Freedman built the Melodyland Theater and two hotels in Anaheim in its early decades.
“Obviously, Disneyland became a much bigger success story than anyone could imagine,” Dutton said.
At least a dozen hotels and motor lodges from the era are still in operation, most on South Harbor and West Katella next to Disneyland, including Alpine Inn, Candy Cane Inn, Castle Inn & Suites, Eden Roc Inn & Suites and Tropicana Inn & Suites.
The old Sir Rudimar motor lodge is now a 7-Eleven, and the Peter Pan motor lodge is now the site of a Hyatt Place.
Survivors often retain Googie styling, modernist architecture with a futurist twist that’s evident at the Anaheim alley Linbrook Bowl with its large bowling pin.
Disney’s Lands
Like Disneyland, though, the area is growing—and changing.

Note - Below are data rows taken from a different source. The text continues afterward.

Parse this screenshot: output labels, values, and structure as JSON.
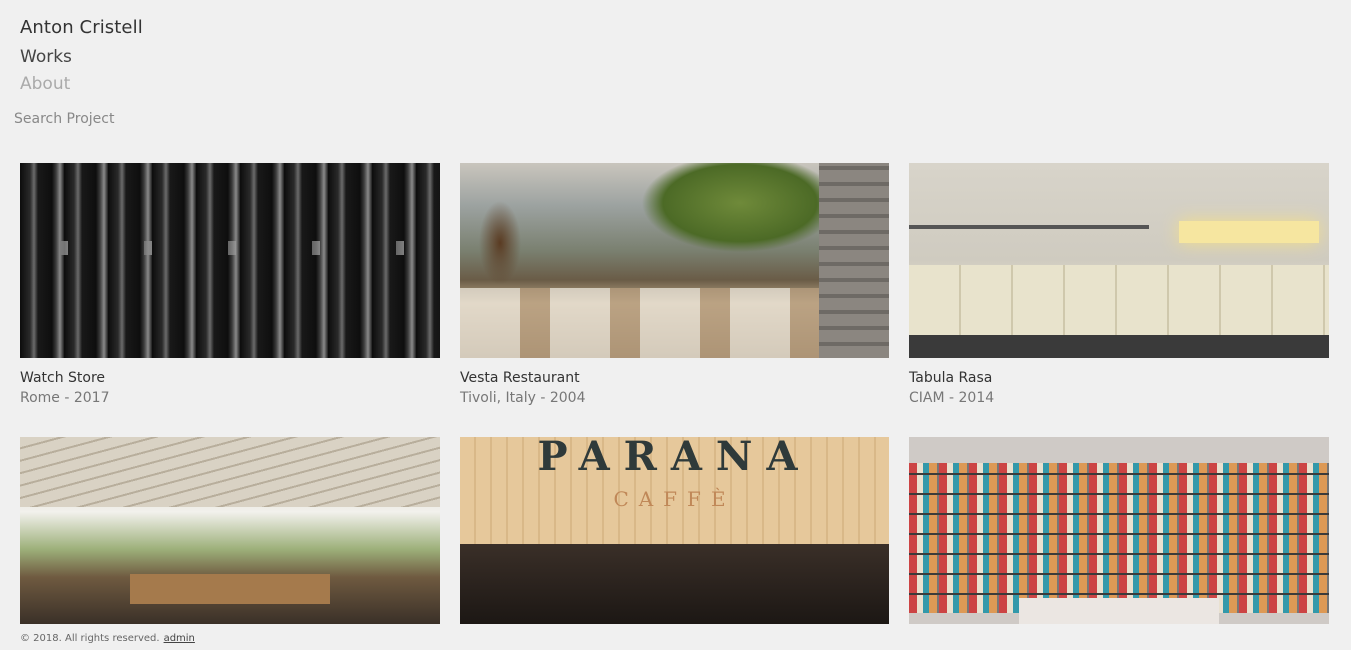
{
  "header": {
    "site_title": "Anton Cristell",
    "nav": {
      "works": "Works",
      "about": "About"
    },
    "search_placeholder": "Search Project"
  },
  "projects": [
    {
      "title": "Watch Store",
      "meta": "Rome - 2017"
    },
    {
      "title": "Vesta Restaurant",
      "meta": "Tivoli, Italy - 2004"
    },
    {
      "title": "Tabula Rasa",
      "meta": "CIAM - 2014"
    },
    {
      "title": "",
      "meta": ""
    },
    {
      "title": "",
      "meta": "",
      "sign_word": "PARANA",
      "sign_sub": "CAFFÈ"
    },
    {
      "title": "",
      "meta": ""
    }
  ],
  "footer": {
    "copyright": "© 2018. All rights reserved.",
    "admin_link": "admin"
  }
}
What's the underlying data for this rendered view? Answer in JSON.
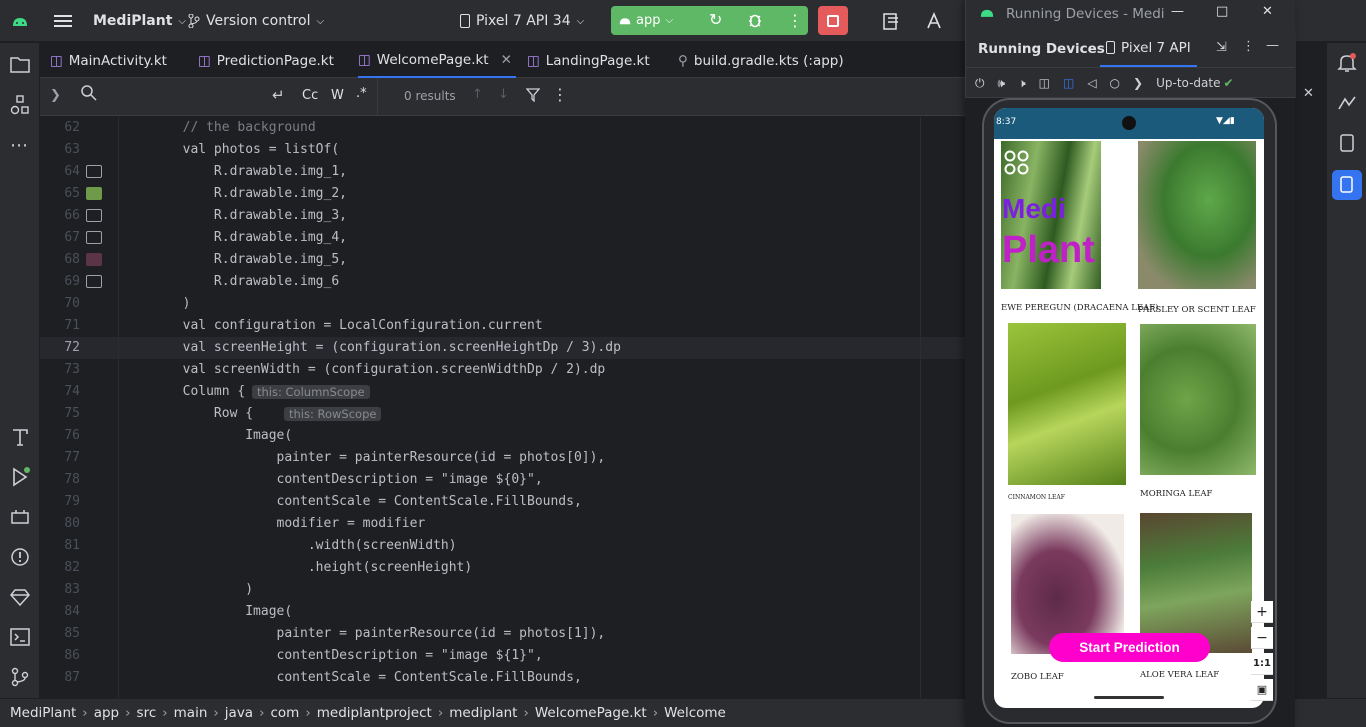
{
  "topbar": {
    "project": "MediPlant",
    "vcs": "Version control",
    "device": "Pixel 7 API 34",
    "run_config": "app"
  },
  "tabs": [
    {
      "label": "MainActivity.kt"
    },
    {
      "label": "PredictionPage.kt"
    },
    {
      "label": "WelcomePage.kt"
    },
    {
      "label": "LandingPage.kt"
    },
    {
      "label": "build.gradle.kts (:app)"
    }
  ],
  "find": {
    "placeholder": "",
    "case": "Cc",
    "word": "W",
    "regex": ".*",
    "results": "0 results"
  },
  "code_lines": [
    {
      "n": "62",
      "text": "        // the background"
    },
    {
      "n": "63",
      "text": "        val photos = listOf("
    },
    {
      "n": "64",
      "text": "            R.drawable.img_1,"
    },
    {
      "n": "65",
      "text": "            R.drawable.img_2,"
    },
    {
      "n": "66",
      "text": "            R.drawable.img_3,"
    },
    {
      "n": "67",
      "text": "            R.drawable.img_4,"
    },
    {
      "n": "68",
      "text": "            R.drawable.img_5,"
    },
    {
      "n": "69",
      "text": "            R.drawable.img_6"
    },
    {
      "n": "70",
      "text": "        )"
    },
    {
      "n": "71",
      "text": "        val configuration = LocalConfiguration.current"
    },
    {
      "n": "72",
      "text": "        val screenHeight = (configuration.screenHeightDp / 3).dp"
    },
    {
      "n": "73",
      "text": "        val screenWidth = (configuration.screenWidthDp / 2).dp"
    },
    {
      "n": "74",
      "text": "        Column {"
    },
    {
      "n": "75",
      "text": "            Row {"
    },
    {
      "n": "76",
      "text": "                Image("
    },
    {
      "n": "77",
      "text": "                    painter = painterResource(id = photos[0]),"
    },
    {
      "n": "78",
      "text": "                    contentDescription = \"image ${0}\","
    },
    {
      "n": "79",
      "text": "                    contentScale = ContentScale.FillBounds,"
    },
    {
      "n": "80",
      "text": "                    modifier = modifier"
    },
    {
      "n": "81",
      "text": "                        .width(screenWidth)"
    },
    {
      "n": "82",
      "text": "                        .height(screenHeight)"
    },
    {
      "n": "83",
      "text": "                )"
    },
    {
      "n": "84",
      "text": "                Image("
    },
    {
      "n": "85",
      "text": "                    painter = painterResource(id = photos[1]),"
    },
    {
      "n": "86",
      "text": "                    contentDescription = \"image ${1}\","
    },
    {
      "n": "87",
      "text": "                    contentScale = ContentScale.FillBounds,"
    }
  ],
  "hints": {
    "column": "this: ColumnScope",
    "row": "this: RowScope"
  },
  "breadcrumbs": [
    "MediPlant",
    "app",
    "src",
    "main",
    "java",
    "com",
    "mediplantproject",
    "mediplant",
    "WelcomePage.kt",
    "Welcome"
  ],
  "running_devices": {
    "window_title": "Running Devices - Medi",
    "panel_title": "Running Devices",
    "device_tab": "Pixel 7 API",
    "status": "Up-to-date"
  },
  "phone": {
    "time": "8:37",
    "logo_line1": "Medi",
    "logo_line2": "Plant",
    "leaves": [
      {
        "label": "EWE PEREGUN (DRACAENA LEAF)"
      },
      {
        "label": "PARSLEY OR SCENT LEAF"
      },
      {
        "label": "CINNAMON LEAF"
      },
      {
        "label": "MORINGA LEAF"
      },
      {
        "label": "ZOBO LEAF"
      },
      {
        "label": "ALOE VERA LEAF"
      }
    ],
    "button": "Start Prediction",
    "zoom_fit": "1:1"
  },
  "colors": {
    "accent": "#3574f0",
    "run_green": "#5fb865",
    "stop_red": "#e55b5b",
    "button_pink": "#ff00cc"
  }
}
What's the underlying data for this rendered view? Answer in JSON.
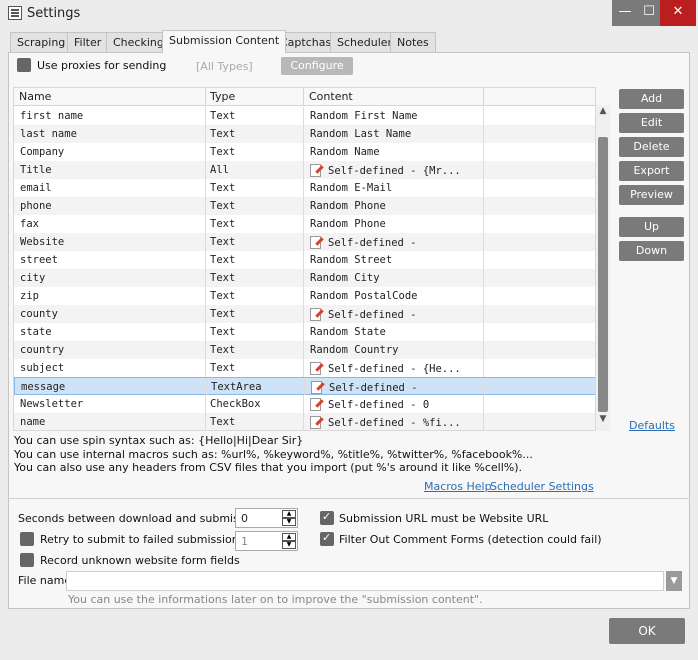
{
  "window": {
    "title": "Settings",
    "minimize": "—",
    "maximize": "☐",
    "close": "✕"
  },
  "tabs": [
    "Scraping",
    "Filter",
    "Checking",
    "Submission Content",
    "Captchas",
    "Scheduler",
    "Notes"
  ],
  "active_tab": "Submission Content",
  "proxy": {
    "label": "Use proxies for sending",
    "checked": false,
    "types": "[All Types]",
    "configure": "Configure"
  },
  "table": {
    "columns": [
      "Name",
      "Type",
      "Content"
    ],
    "rows": [
      {
        "name": "first name",
        "type": "Text",
        "content": "Random First Name",
        "edit": false
      },
      {
        "name": "last name",
        "type": "Text",
        "content": "Random Last Name",
        "edit": false
      },
      {
        "name": "Company",
        "type": "Text",
        "content": "Random Name",
        "edit": false
      },
      {
        "name": "Title",
        "type": "All",
        "content": "Self-defined - {Mr...",
        "edit": true
      },
      {
        "name": "email",
        "type": "Text",
        "content": "Random E-Mail",
        "edit": false
      },
      {
        "name": "phone",
        "type": "Text",
        "content": "Random Phone",
        "edit": false
      },
      {
        "name": "fax",
        "type": "Text",
        "content": "Random Phone",
        "edit": false
      },
      {
        "name": "Website",
        "type": "Text",
        "content": "Self-defined -",
        "edit": true
      },
      {
        "name": "street",
        "type": "Text",
        "content": "Random Street",
        "edit": false
      },
      {
        "name": "city",
        "type": "Text",
        "content": "Random City",
        "edit": false
      },
      {
        "name": "zip",
        "type": "Text",
        "content": "Random PostalCode",
        "edit": false
      },
      {
        "name": "county",
        "type": "Text",
        "content": "Self-defined -",
        "edit": true
      },
      {
        "name": "state",
        "type": "Text",
        "content": "Random State",
        "edit": false
      },
      {
        "name": "country",
        "type": "Text",
        "content": "Random Country",
        "edit": false
      },
      {
        "name": "subject",
        "type": "Text",
        "content": "Self-defined - {He...",
        "edit": true
      },
      {
        "name": "message",
        "type": "TextArea",
        "content": "Self-defined -",
        "edit": true,
        "selected": true
      },
      {
        "name": "Newsletter",
        "type": "CheckBox",
        "content": "Self-defined - 0",
        "edit": true
      },
      {
        "name": "name",
        "type": "Text",
        "content": "Self-defined - %fi...",
        "edit": true
      }
    ]
  },
  "side_buttons": {
    "add": "Add",
    "edit": "Edit",
    "delete": "Delete",
    "export": "Export",
    "preview": "Preview",
    "up": "Up",
    "down": "Down"
  },
  "defaults_link": "Defaults",
  "help_lines": [
    "You can use spin syntax such as: {Hello|Hi|Dear Sir}",
    "You can use internal macros such as: %url%, %keyword%, %title%, %twitter%, %facebook%...",
    "You can also use any headers from CSV files that you import (put %'s around it like %cell%)."
  ],
  "macros_help": "Macros Help",
  "scheduler_settings": "Scheduler Settings",
  "options": {
    "seconds_label": "Seconds between download and submission",
    "seconds_value": "0",
    "retry_label": "Retry to submit to failed submissions",
    "retry_value": "1",
    "retry_checked": false,
    "record_label": "Record unknown website form fields",
    "record_checked": false,
    "url_must_label": "Submission URL must be Website URL",
    "url_must_checked": true,
    "filter_comment_label": "Filter Out Comment Forms (detection could fail)",
    "filter_comment_checked": true
  },
  "file_name": {
    "label": "File name",
    "value": "",
    "hint": "You can use the informations later on to improve the \"submission content\"."
  },
  "ok": "OK",
  "colors": {
    "button_bg": "#7a7a7a",
    "close_bg": "#bb1e1e",
    "link": "#2a6fb3",
    "selected_row": "#cfe3f8"
  }
}
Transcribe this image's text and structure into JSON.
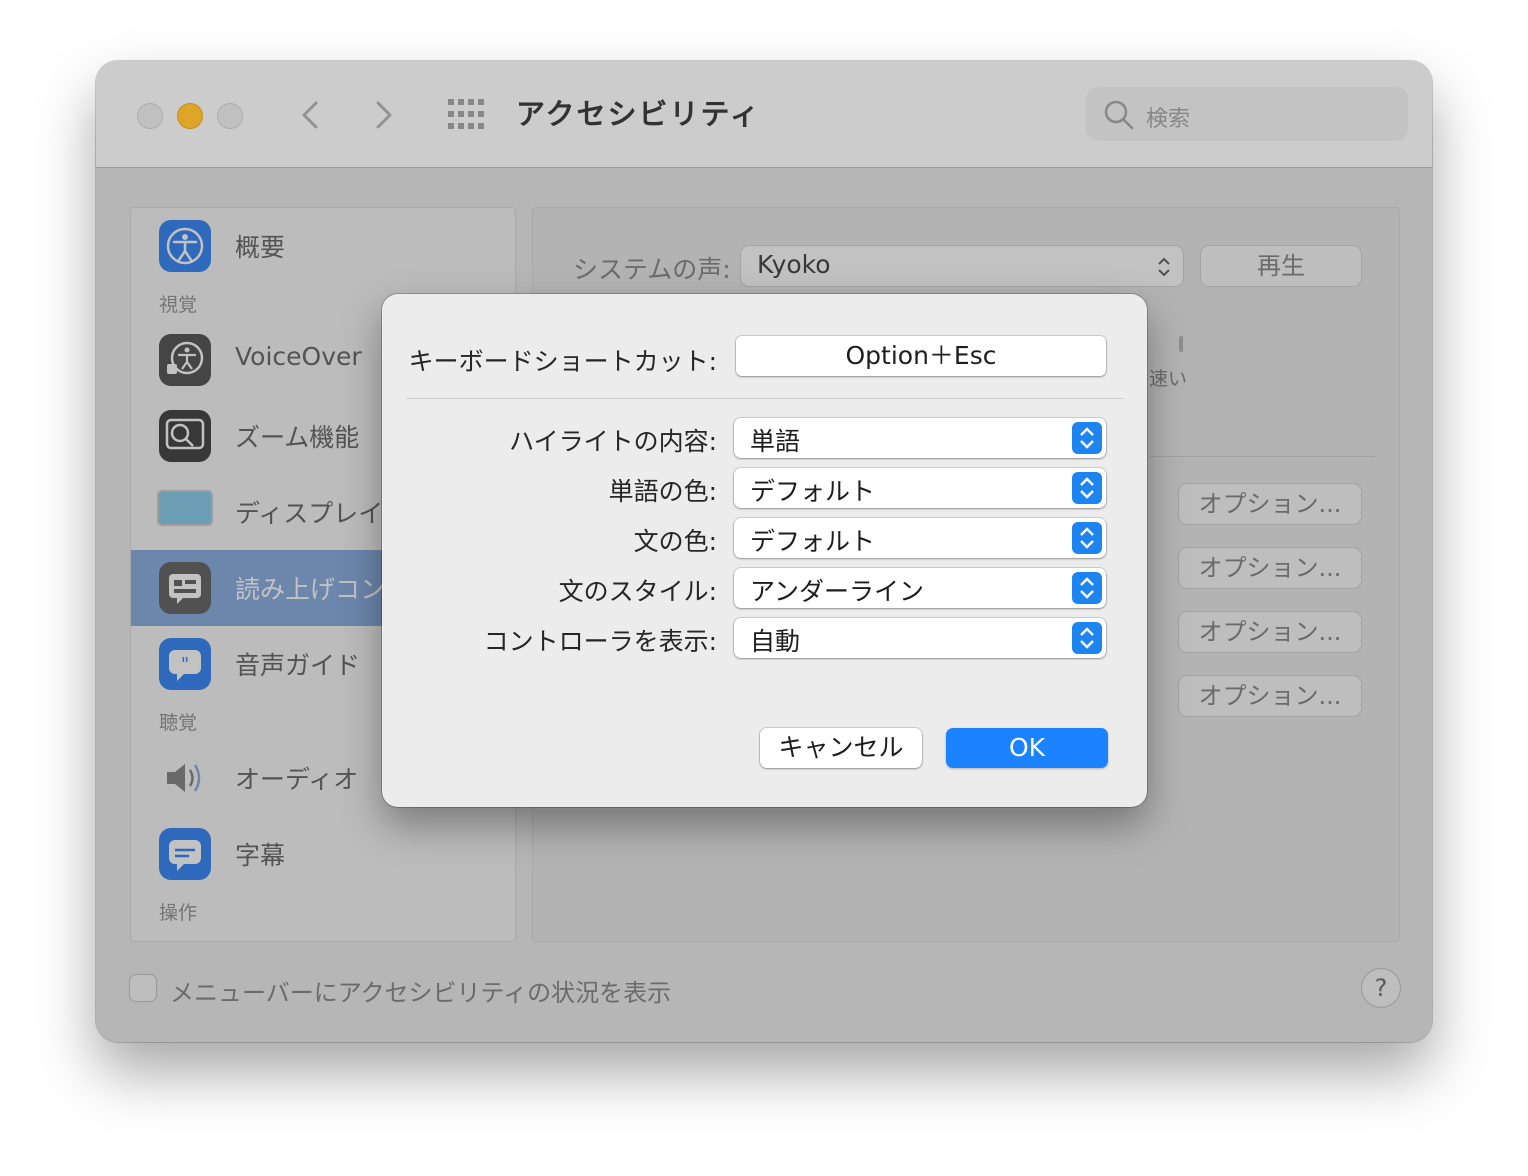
{
  "window": {
    "title": "アクセシビリティ",
    "search_placeholder": "検索"
  },
  "sidebar": {
    "items": [
      {
        "label": "概要",
        "icon": "accessibility-icon"
      },
      {
        "label": "VoiceOver",
        "icon": "voiceover-icon"
      },
      {
        "label": "ズーム機能",
        "icon": "zoom-icon"
      },
      {
        "label": "ディスプレイ",
        "icon": "display-icon"
      },
      {
        "label": "読み上げコン",
        "icon": "spoken-content-icon"
      },
      {
        "label": "音声ガイド",
        "icon": "descriptions-icon"
      },
      {
        "label": "オーディオ",
        "icon": "audio-icon"
      },
      {
        "label": "字幕",
        "icon": "captions-icon"
      }
    ],
    "sections": {
      "vision": "視覚",
      "hearing": "聴覚",
      "motor": "操作"
    }
  },
  "content": {
    "system_voice_label": "システムの声:",
    "system_voice_value": "Kyoko",
    "play_label": "再生",
    "speed_label": "速い",
    "options_label": "オプション..."
  },
  "footer": {
    "checkbox_label": "メニューバーにアクセシビリティの状況を表示",
    "help": "?"
  },
  "dialog": {
    "shortcut_label": "キーボードショートカット:",
    "shortcut_value": "Option＋Esc",
    "rows": [
      {
        "label": "ハイライトの内容:",
        "value": "単語"
      },
      {
        "label": "単語の色:",
        "value": "デフォルト"
      },
      {
        "label": "文の色:",
        "value": "デフォルト"
      },
      {
        "label": "文のスタイル:",
        "value": "アンダーライン"
      },
      {
        "label": "コントローラを表示:",
        "value": "自動"
      }
    ],
    "cancel_label": "キャンセル",
    "ok_label": "OK"
  },
  "colors": {
    "accent": "#1b83ff",
    "selection": "#8fb0e3",
    "minimize": "#fdbc2e"
  }
}
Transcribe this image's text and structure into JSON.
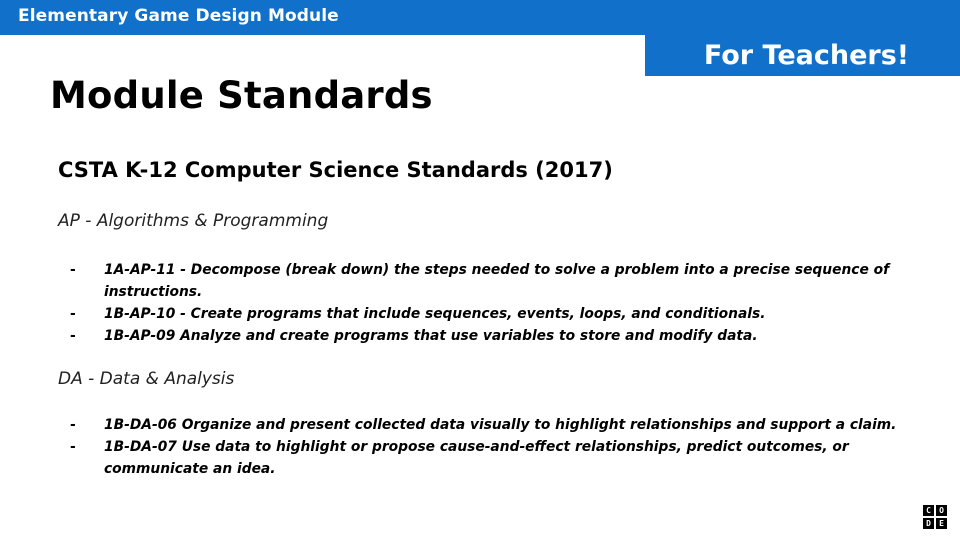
{
  "header": {
    "module_title": "Elementary Game Design Module",
    "audience_tab": "For Teachers!"
  },
  "page": {
    "title": "Module Standards",
    "standards_heading": "CSTA K-12 Computer Science Standards (2017)"
  },
  "sections": [
    {
      "label": "AP - Algorithms & Programming",
      "items": [
        "1A-AP-11 - Decompose (break down) the steps needed to solve a problem into a precise sequence of instructions.",
        "1B-AP-10 - Create programs that include sequences, events, loops, and conditionals.",
        "1B-AP-09 Analyze and create programs that use variables to store and modify data."
      ]
    },
    {
      "label": "DA - Data & Analysis",
      "items": [
        "1B-DA-06 Organize and present collected data visually to highlight relationships and support a claim.",
        "1B-DA-07 Use data to highlight or propose cause-and-effect relationships, predict outcomes, or communicate an idea."
      ]
    }
  ],
  "bullet": "-",
  "logo": {
    "letters": [
      "C",
      "O",
      "D",
      "E"
    ]
  },
  "colors": {
    "brand_blue": "#1170c9",
    "text": "#000000"
  }
}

“Anaheim’s hotel community has evolved dramatically,” said Elaine Cali, a longtime local tourism pro and owner of marketing firm Cali Communications, whose clients have included the HoJo hotel and water park.
“It’s still a close-knit” group, she said, but the landscape has changed.
In 1991, the 26-room Sir Rudimar, for instance, was about to be sold for $3.7 million, the buyers anticipating a windfall as Disney bought up parcels to expand.
The entertainment giant floated a $3 billion, nearly 500-acre expansion that year that would’ve included a West Coast version of Disneyworld’s Epcot, and the year before a 400-acre Port Disney project in Long Beach around oceanfront attractions the Queen Mary and the Spruce Goose that it held then.
It abandoned the plans, instead opening Disneyland Paris in 1992 and California Adventure in 2001.
O’Connell’s operation sold three hotels during that period as part of the resort’s growth.
“We didn’t know,” for sure, he said, “but it was for Disney.”